The committee is not the group that would suggest declaring a public health emergency of international concern, the WHO’s highest form of alert, which currently applies to the COVID-19 pandemic.

Instead, Heymann said the international committee of experts, which met via video conference, reviewed what needed to be investigated about the outbreak and communicated to the public, including whether there is a asymptomatic spread, who is most at risk and what are the different routes of transmission. transmission are.

He said close contact was the main route of transmission of the virus because typical lesions of the disease are highly contagious.
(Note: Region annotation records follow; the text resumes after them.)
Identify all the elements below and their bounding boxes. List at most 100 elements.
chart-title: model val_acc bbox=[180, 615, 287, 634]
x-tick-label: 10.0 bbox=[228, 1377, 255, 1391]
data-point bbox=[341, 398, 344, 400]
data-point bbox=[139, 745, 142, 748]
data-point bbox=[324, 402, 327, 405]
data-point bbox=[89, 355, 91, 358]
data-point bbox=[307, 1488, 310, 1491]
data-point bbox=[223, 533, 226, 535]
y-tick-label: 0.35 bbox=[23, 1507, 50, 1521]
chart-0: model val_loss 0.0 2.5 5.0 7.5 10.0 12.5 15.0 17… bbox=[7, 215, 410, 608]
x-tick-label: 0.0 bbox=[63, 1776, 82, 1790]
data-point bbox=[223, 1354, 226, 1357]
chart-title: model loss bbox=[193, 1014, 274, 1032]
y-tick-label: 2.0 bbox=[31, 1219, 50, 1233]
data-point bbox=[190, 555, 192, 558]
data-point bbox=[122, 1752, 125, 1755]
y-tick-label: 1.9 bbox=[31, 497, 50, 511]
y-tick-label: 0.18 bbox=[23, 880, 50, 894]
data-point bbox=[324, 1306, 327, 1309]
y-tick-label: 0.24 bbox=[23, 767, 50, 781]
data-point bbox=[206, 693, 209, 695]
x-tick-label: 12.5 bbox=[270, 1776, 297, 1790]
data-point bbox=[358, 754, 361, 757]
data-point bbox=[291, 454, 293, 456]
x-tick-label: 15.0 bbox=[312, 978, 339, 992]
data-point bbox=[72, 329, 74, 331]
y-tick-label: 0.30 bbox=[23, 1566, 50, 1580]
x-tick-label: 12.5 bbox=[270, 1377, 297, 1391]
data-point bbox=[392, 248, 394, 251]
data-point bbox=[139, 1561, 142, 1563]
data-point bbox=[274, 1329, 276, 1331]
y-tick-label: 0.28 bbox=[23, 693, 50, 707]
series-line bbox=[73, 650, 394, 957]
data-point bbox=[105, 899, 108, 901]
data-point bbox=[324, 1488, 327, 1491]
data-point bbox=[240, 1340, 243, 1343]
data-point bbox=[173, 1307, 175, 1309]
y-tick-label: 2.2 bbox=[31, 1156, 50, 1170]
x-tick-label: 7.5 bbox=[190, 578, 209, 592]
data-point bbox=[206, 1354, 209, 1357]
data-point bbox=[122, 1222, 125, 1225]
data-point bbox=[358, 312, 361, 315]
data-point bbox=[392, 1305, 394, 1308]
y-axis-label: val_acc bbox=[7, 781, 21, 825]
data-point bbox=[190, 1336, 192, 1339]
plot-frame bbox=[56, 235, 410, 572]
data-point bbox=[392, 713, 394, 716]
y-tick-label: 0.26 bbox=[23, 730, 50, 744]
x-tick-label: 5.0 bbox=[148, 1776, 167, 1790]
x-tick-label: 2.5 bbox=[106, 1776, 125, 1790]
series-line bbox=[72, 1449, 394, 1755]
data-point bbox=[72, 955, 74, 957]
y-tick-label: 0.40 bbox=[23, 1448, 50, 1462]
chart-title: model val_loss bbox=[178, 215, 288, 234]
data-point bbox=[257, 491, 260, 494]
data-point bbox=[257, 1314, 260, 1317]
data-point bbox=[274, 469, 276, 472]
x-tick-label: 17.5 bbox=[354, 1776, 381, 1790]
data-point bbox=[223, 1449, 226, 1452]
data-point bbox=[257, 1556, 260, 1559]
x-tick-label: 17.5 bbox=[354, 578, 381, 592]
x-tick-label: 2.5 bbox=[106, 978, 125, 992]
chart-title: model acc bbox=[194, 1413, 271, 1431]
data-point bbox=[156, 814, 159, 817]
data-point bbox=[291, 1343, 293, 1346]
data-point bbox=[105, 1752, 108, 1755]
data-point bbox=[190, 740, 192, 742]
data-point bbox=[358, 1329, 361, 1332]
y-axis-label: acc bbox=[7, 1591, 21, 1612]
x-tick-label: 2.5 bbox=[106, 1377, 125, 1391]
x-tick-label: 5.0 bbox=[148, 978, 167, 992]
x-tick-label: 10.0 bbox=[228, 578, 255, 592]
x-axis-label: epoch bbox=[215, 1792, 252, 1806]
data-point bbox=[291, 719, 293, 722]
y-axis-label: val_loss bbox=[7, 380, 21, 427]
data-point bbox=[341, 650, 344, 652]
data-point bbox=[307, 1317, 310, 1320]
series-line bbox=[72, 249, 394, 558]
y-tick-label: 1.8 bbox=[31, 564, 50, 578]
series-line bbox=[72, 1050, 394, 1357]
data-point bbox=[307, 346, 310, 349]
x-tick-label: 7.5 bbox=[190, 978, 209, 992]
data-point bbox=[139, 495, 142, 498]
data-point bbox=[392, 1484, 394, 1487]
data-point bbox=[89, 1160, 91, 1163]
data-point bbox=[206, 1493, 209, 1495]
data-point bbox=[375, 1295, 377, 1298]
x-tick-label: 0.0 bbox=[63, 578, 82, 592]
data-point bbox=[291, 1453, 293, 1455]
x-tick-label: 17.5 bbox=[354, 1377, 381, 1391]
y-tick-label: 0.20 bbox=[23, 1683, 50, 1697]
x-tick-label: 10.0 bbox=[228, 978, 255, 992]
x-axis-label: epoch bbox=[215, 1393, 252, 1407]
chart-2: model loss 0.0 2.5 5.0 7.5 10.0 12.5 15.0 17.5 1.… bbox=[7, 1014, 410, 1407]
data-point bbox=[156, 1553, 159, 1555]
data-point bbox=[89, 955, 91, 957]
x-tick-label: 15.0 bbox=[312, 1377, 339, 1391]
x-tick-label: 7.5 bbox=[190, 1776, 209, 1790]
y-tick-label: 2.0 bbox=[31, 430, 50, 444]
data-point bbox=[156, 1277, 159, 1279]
For example, parents caring for sick children are at risk, as well as health care workers, which is why some countries have started inoculating teams treating monkeypox patients with vaccines against monkeypox. smallpox, a related virus.

Many of the current cases have been identified at sexual health clinics.

Spanish authorities are investigating whether parties on the tourist island of Gran Canaria were the source of several monkeypox infections, the daily El País reported on Saturday, citing health sector sources.

Around 80,000 people from Spain and other countries attended the Maspalomas Gay Pride festival which ran from May 5 to 15, the newspaper wrote.

Men from Madrid, Italy and the neighboring island of Tenerife who have tested positive for the virus are said to have taken part in the festival celebrations.

Early genomic sequencing of a handful of cases in Europe suggested similarity to the strain which spread limitedly to the UK, Israel and Singapore in 2018.

Heymann said it was “biologically plausible” that the virus has since circulated outside countries where it is endemic but has not led to major outbreaks due to related lockdowns, distancing and travel restrictions. to COVID-19.

He pointed out that the monkeypox outbreak was not like the early days of the COVID-19 pandemic because it is not as easily transmitted.

Those who suspect they may have been exposed or are showing symptoms, including the typical bumpy rash and fever, should avoid close contact with others, he said.

“There are vaccines available but the most important message is that you can protect yourself,” he added.